+4
-32
biraz uzun gelebilir ama innanın okumanıza değecek.
beyler bizim apartmanın altında küçük bi giyim mağazası var. orayı işleten karı 40 civarında, beyaz tenli, siyah saçlı, dolgun vücutlu tam benim ilgi duyduğum karı tipi. bu dükkana gündüz paso kadınlar geliyo. kıyafet alıyolar, sipariş veriyolar vs. hepsi de böyle arabalı paralı yani karı iyi iş yapıyo. siteye taşındıktan bi kaç ay sonra farkettim bunu. daha önce dikkat etmemiştim. aslında kendi halinde, öyle çok gösterişli giyinmeyen bi karı ama içinde huurluk olduğunu sonradan öğrendim.

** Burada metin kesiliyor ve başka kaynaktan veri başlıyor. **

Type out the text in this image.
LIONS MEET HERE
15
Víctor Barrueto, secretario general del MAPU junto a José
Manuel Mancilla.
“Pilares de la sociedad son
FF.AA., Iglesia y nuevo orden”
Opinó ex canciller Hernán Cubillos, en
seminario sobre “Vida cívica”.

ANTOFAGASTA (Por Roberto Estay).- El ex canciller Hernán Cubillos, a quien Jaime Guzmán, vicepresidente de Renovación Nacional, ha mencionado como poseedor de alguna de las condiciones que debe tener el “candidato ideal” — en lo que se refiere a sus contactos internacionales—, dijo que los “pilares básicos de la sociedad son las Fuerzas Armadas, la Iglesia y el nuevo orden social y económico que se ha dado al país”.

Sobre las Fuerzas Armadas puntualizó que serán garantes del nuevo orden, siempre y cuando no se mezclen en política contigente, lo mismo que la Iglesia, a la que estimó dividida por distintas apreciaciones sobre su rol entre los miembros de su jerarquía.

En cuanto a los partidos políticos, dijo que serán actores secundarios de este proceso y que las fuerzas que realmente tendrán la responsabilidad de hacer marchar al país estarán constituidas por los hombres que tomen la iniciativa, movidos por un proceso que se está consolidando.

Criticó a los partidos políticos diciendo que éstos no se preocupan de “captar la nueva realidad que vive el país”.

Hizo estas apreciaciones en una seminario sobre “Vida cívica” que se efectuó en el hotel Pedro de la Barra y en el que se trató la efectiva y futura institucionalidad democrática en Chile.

okuldan gelirken hep bunun dükkanın önünden geçerek eve gidiyodum, bu da genelde içerde oluyodu. gördüğümde de selam veriyodum iyi niyetle. havalar ısınınca kapının önüne masa sandalye falan koymuş, gelen karılarla birlikte oturuyodu. zaten o zaman farkettim bunu. diz hizasında bi etek giymişti, bacak bacak üstüne atmış. bacaklar biraz etli butlu ama çok şekilli. karı hiç ilgimi çekmiyodu ama o an içim gitti. o günden sonra bu kadını daha dikkatle izlemeye başlamıştım ama aklımda gibiş mikiş planı yok. çok uzak geliyo. zaten evlidir falan dedim. gerçi hiç erkek gitmiyodu dükkana. yüzüğü var mı yok mu diye de dikkat etmemiştim. yaz okuluna kalmıştım o sene bizim 2 arkadaş memlekete gitti ben evde tektim. tabi eve her giriş çıkışta bunu süzüyordum. bi gün eve girerken bunu giriş kapısının perdesini takarken gördüm. beni farketmemişti. yanaştım yanına ve yardıma ihtiyacınız var mı diye sordum. döndü bana, yok canım hallettim çok sağol dedi. sonra bişey demedim ben de görüşürüz deyip çıktım eve.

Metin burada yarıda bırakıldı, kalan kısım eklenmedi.